Il est beau de cueillir les figues, et aussi de ne point passer près d’elles sans dire mot. Voici des figues noires, en tas sur des feuilles de vigne ; elles distillent un suc abondant. Le peintre a représenté les fissures de l’enveloppe ; les unes en effet s’entr’ouvrent et donnent passage à une espèce de miel, les autres sont comme fendues en deux par la maturité. Tout auprès de ces figues est étendue une branche de figuier, point stérile ma foi, mais chargée de fruits. Sous ses feuilles, elle cache des figues, les unes encore dures et compactes, les autres ridées et flétries ; les autres baillant un peu et laissant voir l’éclat doré du suc ; celle-là, tout au haut de la branche, a été creusée par le bec d’un oiseau, ce qui n’arrive, semble-t-il, qu’aux figues les plus savoureuses. Tout le sol est jonché de noix dont les unes n’ont plus de brou, les autres l’ont encore, mais entr’ouvert, les autres enfin laissent voir à nu le bord des deux valves. Les poires s’entassent sur les poires, les pommes sur les pommes ; partout des constructions de fruits à dix étages, partout un parfum délicieux, une couleur dorée. L’incarnat dont brillent ces fruits ne paraît point avoir été appliqué à leur surface, mais s’être épanoui du dedans au dehors. Voici les dons du cerisier : voici dans ce panier toute une récolte de grappes, et le panier lui-même n’a été tressé qu’avec les sarments de la vigne. Si tu considères les rameaux entrelacés, les grappes qui s’y suspendent, les grains qui se laissent examiner un à un, tu chanteras Dionysos, j’en suis sûr, et tu entonneras l’hymne en l’honneur de la vigne : « Ô vénérable mère des grappes vermeilles ! » On dirait en effet que les raisins représentés par le peintre sont mûrs à point et gonflés de liqueur. Autre détail charmant. Voici sur des figues de figuier un rayon de miel d’un jaune pâle ; les cellules de cire sont récentes et prêtes à déborder, pour peu qu’on les pressât. Sur une autre feuille, nous voyons un fromage nouvellement caillé et qui semble trembler encore ; puis voici des jattes remplies d’un lait, je ne dirai pas blanc, mais éclatant de blancheur ; cet éclat, il le doit à la crème qui flotte à sa surface.

Commentaire.


Les habitants de la province et de la campagne remerciaient leurs hôtes de la ville par des envois de fleurs, de fruits, de provisions de toute sorte. Philostrate suppose que les fruits représentés dans notre peinture étaient un cadeau de ce genre : de là le titre qu’il a choisi. Était-ce bien l’intention de l’artiste ? nous en doutons un peu. Dans tous les cas, il n’importe guère ; en face d’un tableau semblable, le spectateur se demande seulement si les fruits ont été représentés avec tous leurs accidents de forme et de couleur, et s’ils ont été groupés pour le plus grand plaisir des yeux.

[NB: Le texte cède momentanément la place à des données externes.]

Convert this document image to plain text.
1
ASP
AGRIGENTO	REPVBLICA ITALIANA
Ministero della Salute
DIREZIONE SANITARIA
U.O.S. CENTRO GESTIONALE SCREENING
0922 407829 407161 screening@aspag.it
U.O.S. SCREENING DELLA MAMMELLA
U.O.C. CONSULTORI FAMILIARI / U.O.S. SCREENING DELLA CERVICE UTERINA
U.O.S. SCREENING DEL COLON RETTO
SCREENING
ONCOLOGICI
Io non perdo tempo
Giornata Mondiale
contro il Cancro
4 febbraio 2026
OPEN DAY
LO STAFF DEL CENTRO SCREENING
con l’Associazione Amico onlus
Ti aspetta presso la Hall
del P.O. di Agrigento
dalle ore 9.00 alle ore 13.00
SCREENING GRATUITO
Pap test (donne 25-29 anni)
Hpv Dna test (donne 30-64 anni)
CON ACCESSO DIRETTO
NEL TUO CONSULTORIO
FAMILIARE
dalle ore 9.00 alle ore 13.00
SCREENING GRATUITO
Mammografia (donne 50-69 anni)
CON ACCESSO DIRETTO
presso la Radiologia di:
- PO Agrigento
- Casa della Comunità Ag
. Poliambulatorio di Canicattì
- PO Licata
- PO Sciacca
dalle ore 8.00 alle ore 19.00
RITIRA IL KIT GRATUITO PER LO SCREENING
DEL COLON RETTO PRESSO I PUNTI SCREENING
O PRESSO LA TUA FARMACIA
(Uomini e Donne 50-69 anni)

Y avait-il dans l’antiquité un mot pour désigner plus particulièrement ce que nous appelons la peinture de genre et surtout la peinture de nature morte ? Oui, répondent la plupart des archéologues et ce mot est rhopographie.

Rhopographie, à considérer l’étymologie du mot, signifie ou peinture de menus objets ou peinture de plantes sans doute maigres et chétives[1]. Dans le premier sens une épigramme de l’Anthologie fait dire à une mère consacrant son fils Micythe à Dionysos qu’elle offrait aux dieux, non un grand ni un important tableau comme les riches, mais une humble peinture, une rhopicographie[2]. Dans le second, Cicéron a pu écrire cette phrase[3] : « Ces lieux sont charmants ; mais la rhopographie des bords de cette rivière me paraît de nature à amener promptement la satiété. » Toutefois Cicéron a pu désigner ainsi moins encore les plantes et les arbustes que les autres éléments du paysage, rochers, accidents de terrain, villas et chaumières.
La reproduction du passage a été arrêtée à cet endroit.